By default Evilginx will consider the session as authenticated when all cookies defined in auth_tokens section are captured. The exception is when the names of the cookies, you need to capture, are generated dynamically. In such scenario you need to use regular expressions to search for session cookies or just capture all of them. Evilginx will then not know when all of the session cookies have been captured and will need an alternative way to trigger the successful session capture.

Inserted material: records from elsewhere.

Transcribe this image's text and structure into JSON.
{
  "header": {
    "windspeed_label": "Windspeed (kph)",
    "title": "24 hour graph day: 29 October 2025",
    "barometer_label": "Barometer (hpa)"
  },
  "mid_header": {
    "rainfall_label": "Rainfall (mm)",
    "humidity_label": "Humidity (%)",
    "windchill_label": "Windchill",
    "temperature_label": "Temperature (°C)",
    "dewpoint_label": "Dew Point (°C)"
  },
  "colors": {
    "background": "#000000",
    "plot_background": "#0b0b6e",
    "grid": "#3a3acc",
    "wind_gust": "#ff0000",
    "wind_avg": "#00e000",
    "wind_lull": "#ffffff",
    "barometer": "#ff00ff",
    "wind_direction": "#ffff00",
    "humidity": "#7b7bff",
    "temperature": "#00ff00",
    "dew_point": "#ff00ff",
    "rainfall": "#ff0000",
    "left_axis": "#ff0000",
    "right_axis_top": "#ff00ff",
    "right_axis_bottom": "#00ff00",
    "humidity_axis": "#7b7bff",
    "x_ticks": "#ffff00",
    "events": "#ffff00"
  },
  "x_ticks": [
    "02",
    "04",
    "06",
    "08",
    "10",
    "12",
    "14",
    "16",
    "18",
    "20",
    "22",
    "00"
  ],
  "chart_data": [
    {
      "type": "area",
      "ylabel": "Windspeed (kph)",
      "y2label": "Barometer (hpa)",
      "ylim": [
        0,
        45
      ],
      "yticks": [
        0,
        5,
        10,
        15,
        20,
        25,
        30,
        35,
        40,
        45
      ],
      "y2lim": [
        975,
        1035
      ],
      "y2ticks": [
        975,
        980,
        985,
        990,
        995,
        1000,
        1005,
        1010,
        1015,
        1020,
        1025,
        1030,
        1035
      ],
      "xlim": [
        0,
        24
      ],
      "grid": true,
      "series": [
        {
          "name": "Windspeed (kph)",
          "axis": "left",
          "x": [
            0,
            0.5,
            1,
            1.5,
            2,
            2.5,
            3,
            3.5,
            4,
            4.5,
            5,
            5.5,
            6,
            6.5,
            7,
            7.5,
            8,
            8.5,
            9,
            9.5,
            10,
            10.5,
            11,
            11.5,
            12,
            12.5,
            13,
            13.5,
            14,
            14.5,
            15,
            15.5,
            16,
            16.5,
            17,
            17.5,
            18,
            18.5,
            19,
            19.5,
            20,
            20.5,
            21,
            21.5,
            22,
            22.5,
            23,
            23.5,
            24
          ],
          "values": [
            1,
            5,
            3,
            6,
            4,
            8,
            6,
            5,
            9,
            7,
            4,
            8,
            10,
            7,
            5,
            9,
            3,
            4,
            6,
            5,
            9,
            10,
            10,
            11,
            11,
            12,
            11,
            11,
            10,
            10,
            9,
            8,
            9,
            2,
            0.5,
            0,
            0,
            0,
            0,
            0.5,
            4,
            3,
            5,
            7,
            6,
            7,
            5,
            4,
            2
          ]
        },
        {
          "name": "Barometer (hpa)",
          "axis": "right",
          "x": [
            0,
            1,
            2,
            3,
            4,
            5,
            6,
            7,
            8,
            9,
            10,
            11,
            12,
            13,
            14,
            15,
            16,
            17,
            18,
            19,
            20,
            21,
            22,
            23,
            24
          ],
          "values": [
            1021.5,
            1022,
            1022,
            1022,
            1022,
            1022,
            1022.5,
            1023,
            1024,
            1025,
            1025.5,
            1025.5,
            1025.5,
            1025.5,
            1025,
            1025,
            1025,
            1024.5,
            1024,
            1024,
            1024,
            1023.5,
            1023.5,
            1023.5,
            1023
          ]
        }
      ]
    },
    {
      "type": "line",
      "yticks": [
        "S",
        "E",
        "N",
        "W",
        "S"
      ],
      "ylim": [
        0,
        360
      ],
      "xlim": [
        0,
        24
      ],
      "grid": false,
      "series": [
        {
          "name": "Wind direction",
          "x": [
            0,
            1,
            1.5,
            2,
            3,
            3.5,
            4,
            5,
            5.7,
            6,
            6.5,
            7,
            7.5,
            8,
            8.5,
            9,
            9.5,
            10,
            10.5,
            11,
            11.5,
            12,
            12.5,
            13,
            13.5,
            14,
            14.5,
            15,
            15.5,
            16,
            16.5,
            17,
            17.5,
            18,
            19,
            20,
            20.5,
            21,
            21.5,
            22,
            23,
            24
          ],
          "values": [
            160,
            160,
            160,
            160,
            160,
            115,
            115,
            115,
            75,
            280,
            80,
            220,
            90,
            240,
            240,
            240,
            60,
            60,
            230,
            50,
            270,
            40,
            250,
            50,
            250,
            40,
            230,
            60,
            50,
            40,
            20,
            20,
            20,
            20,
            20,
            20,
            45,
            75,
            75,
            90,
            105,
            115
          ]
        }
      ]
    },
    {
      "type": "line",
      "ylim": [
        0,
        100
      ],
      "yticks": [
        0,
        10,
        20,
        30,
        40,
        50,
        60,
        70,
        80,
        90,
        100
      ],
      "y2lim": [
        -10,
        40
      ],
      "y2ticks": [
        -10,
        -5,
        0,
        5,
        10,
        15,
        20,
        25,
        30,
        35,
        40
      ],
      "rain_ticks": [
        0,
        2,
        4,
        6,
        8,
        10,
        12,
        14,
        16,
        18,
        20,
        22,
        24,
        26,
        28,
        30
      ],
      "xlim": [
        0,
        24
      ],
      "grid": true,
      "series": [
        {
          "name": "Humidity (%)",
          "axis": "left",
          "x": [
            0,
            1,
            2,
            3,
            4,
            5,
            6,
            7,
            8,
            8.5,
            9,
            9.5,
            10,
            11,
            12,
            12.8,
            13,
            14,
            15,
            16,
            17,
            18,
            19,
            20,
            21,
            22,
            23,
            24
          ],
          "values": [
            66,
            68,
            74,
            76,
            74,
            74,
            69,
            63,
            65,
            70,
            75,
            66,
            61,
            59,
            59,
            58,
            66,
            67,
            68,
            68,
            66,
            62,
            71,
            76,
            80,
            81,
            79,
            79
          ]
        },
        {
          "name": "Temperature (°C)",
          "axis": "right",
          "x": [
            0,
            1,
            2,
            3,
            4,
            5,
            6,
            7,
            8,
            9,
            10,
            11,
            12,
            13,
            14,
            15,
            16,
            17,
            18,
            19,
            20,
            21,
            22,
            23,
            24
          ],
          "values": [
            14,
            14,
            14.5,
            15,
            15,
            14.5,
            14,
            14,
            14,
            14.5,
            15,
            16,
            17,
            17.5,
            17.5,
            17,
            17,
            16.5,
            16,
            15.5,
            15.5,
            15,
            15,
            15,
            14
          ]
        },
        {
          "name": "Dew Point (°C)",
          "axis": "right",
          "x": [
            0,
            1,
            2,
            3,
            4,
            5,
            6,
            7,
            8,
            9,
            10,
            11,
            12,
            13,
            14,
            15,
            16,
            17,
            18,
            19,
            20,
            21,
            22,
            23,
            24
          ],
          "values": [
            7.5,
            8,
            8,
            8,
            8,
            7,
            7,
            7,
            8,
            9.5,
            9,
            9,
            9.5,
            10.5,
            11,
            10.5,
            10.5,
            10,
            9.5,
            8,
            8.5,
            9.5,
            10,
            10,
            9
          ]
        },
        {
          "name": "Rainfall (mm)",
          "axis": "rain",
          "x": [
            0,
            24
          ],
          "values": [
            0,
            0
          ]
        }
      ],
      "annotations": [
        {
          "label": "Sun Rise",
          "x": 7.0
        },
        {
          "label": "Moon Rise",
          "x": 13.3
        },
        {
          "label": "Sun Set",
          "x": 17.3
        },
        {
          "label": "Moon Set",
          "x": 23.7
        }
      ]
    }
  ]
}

Session will be considered captured when request to any of the defined URL paths is made. These URL paths should only be accessible after the user has successfully authenticated, thus indicating the authentication was successful.

auth_urls:
  - '/home'
  • (string array): When a request to any of the following paths is detected, it will trigger the session capture.

example 1

auth_urls:
  - '/admin'
  - '/admin/.*'

When user is redirected to https://phishdomain.com/admin, https://phishdomain.com/admin/profile or https://phishdomain.com/admin/settings, session capture will be considered successful.

landing_path (deprecated)

Defines an array of URL landing paths for the generated phishing URLs. You need to enter the path to the login page, here.

landing_path:
  - '/uas/login'
  • (string array): URL paths to login pages.

login (NEW)

Defines the domain and path where the login page on the phished website resides.

login:
  domain: 'www.linkedin.com'
  path: '/uas/login'

force_post

This section let's you define what POST arguments you want to add to an existing POST requests, in transmission. This is useful to force phished users to authenticate with "Remember Me" option enabled, even though they explicitly left the checkboxes unticked on the login form.

force_post:
  - path: '/sessions'
    search:
      - {key: 'session\[user.*\]', search: '.*'}
      - {key: 'session\[pass[a-z]{4}\]', search: '.*'}
    force:
      - {key: 'remember_me', value: '1'}
    type: 'post'
  • path (regexp): Regular expression to match the URL path the intercepted POST request will be sent to.
  • search: Trigger POST arguments. ALL of the defined here POST arguments must be present in the POST request, for the POST arguments to be inserted or replaced.
    • key (regexp): Regular expression to match the POST argument key.
    • search (regexp): Regular expression to match the POST argument value.
  • force: List of POST arguments to insert or replace in intercepted POST request.
    • key (string): Name of the POST argument.
    • value (string): Value of the POST argument.
  • type (string): Type of the POST request to handle. Currently only post is supported.

js_inject (NEW)

This section defines all Javascript scripts that you want to inject into proxied pages. Every script can be customized with {var_name} variable parameters, which later can be set to different values in each created lure.

js_inject:
  - trigger_domains: ["www.linkedin.com"]
    trigger_paths: ["/uas/login"]
    trigger_params: ["email"]
    script: |
      function lp(){
        var email = document.querySelector("#username");
        var password = document.querySelector("#password");
        if (email != null && password != null) {
          email.value = "{email}";
          password.focus();
          return;
        }
        setTimeout(function(){lp();}, 100);
      }
      setTimeout(function(){lp();}, 100);
  • trigger_domains (string array): All hostnames on which the injection will trigger.
  • trigger_paths (regexp array): Regular expressions for all URL paths that will trigger the injection.
  • trigger_params (string array): Injection will trigger only if the following parameters are defined in a lure.
  • script (string): Javascript code that will be injected right before the </body> tag.